Thursday, March 2

Future knits and a couple quick raves

A few of the many projects floating around in my head. Starting from the top left, we have Raspy from Rowan's Denim People, the Norwegian Stockings from Folk Socks, Gentleman's Fancy Socks from Knitting Vintage socks (ready to go on these - lovely shade of Schaefer Anne!) , Steph Japel's Forecast from Knitty, Kaffe Fassett's Brocade from Rowan 38 (super-excited about this one, I'm going to save up for the Yorkshire Tweed DK), Northern Lights mittens from Knitpicks, Eunny's Deep-V Argyle Vest, Retro Rib socks from Interweave, and the Union Square Market Pullover from Interweave.

I started on the Northern Lights mittens today. Still on the cuff (I love corrugated ribbing) so I'll get some pictures up once I'm into the colorwork. I'm still working on Brian's gloves, pretty much flying blind, but he doesn't care if they're not perfect.

On to the raves: I cannot say enough good things about Beaverslide Dry Goods. I placed an order yesterday for some of their worsted weight wool/mohair in Indian Paintbrush, which looked, to me, like a bright red. Once I saw the color elsewhere on their site, I realized it was more of a bright... pink! I emailed them right away to switch up my order, deciding instead to go with Prairie Coneflower yellow.
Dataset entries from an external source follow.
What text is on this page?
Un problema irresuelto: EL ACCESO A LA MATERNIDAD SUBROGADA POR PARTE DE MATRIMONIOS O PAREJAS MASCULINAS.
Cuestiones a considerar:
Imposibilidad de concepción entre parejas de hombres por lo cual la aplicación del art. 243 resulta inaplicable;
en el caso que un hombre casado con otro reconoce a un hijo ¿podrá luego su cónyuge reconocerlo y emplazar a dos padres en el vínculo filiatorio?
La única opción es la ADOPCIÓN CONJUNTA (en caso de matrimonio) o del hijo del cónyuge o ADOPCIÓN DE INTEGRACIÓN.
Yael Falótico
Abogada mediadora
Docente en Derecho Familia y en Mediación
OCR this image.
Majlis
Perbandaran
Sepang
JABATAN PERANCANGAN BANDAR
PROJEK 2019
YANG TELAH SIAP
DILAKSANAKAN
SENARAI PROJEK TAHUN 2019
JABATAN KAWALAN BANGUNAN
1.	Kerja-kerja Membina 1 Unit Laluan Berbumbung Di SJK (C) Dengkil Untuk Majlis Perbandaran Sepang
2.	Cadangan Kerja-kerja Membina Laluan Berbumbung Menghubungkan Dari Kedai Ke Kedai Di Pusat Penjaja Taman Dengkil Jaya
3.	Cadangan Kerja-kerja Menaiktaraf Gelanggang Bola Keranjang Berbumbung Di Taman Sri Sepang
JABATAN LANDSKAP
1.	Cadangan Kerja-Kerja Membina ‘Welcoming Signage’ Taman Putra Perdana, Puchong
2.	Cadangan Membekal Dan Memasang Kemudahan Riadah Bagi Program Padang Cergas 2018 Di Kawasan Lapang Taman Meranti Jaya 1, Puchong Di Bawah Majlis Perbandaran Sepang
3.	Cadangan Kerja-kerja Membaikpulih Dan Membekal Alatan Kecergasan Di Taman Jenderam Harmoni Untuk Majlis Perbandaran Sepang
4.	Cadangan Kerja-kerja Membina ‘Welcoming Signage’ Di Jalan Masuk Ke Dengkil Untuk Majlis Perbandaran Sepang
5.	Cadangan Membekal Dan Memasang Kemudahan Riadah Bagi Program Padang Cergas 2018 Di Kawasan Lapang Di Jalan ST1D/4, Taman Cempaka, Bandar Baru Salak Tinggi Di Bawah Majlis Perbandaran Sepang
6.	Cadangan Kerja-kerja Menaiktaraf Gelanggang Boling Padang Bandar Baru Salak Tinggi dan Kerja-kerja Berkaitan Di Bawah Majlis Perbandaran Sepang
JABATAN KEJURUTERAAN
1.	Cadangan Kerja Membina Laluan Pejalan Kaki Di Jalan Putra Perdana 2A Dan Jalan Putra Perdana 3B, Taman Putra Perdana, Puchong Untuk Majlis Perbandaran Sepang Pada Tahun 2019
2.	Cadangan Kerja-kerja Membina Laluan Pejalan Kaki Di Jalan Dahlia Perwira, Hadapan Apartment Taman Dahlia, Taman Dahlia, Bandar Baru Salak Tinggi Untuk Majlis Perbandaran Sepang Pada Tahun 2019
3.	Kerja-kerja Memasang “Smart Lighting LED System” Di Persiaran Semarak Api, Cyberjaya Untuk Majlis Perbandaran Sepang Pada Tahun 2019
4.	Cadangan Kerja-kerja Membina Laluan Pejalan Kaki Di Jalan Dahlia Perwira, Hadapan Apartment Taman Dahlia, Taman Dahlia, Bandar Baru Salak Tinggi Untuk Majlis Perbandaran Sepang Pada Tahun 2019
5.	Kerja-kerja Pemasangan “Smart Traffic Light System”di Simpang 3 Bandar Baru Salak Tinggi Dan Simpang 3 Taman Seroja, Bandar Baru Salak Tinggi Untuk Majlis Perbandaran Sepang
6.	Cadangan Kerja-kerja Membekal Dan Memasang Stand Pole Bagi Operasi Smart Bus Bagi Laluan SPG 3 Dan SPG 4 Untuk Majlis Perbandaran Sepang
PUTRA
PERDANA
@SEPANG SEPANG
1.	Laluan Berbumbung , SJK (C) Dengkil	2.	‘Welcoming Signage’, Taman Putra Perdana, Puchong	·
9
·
Leanne was so lovely and understanding! They only had two skeins of Prairie Coneflower left, so she offered an alternative (Barley Heather) at the same price, even though the replacement color cost $1.50 more per skein. I opted to wait until Monday for the new batch of Coneflower, but I was touched by her offer. What a wonderful experience. I'm really itching to work with their yarn! And I expect to return to them many times in the future - their colors are, I think, quite uniquely perfect.

Rave the second: Last night I watched Three... Extremes, a collection of three short "horror" films directed by some of Asia's most prolific and innovative filmmakers. I'm already a (huge) fan of two of the directors, Japan's Takashi Miike and Korea's Chan-Wook Park, so it was pretty much a given that I'd love this film. And I did! I loved each segment for different reasons.
Fruit Chan's "Dumplings" was a very straightforward, no-fuss story, but it's realism worked very well and made it even more creepy.
Chan-wook's "Cut" fits in with the director's body of work, focusing on vengeance. While Miike's film is the most visually-driven of the bunch, there are images from "Cut" that I won't soon forget - this woman at the piano, for example, and the whole look and feel of the room.
If you've seen any of Takashi Miike's most popular films, you know his style - very over-the-top, limit-pushing, graphic stuff. There are subtleties in his films, of course (and I love him for that) but many people don't see it. Anyway. "Box" convinced me that Miike is capable of anything. To me, "Box" is unlike anything I've seen from him before, yet it fits in perfectly with the rest of his work. What struck me the most was how quiet the film was. Dialogue was minimal, visuals were absolutely stunning. My friend Dana called it "atmospheric and creepy," which is more than fitting. I would post hundreds of stills if I could; instead I just recommend that you track this film down and watch it.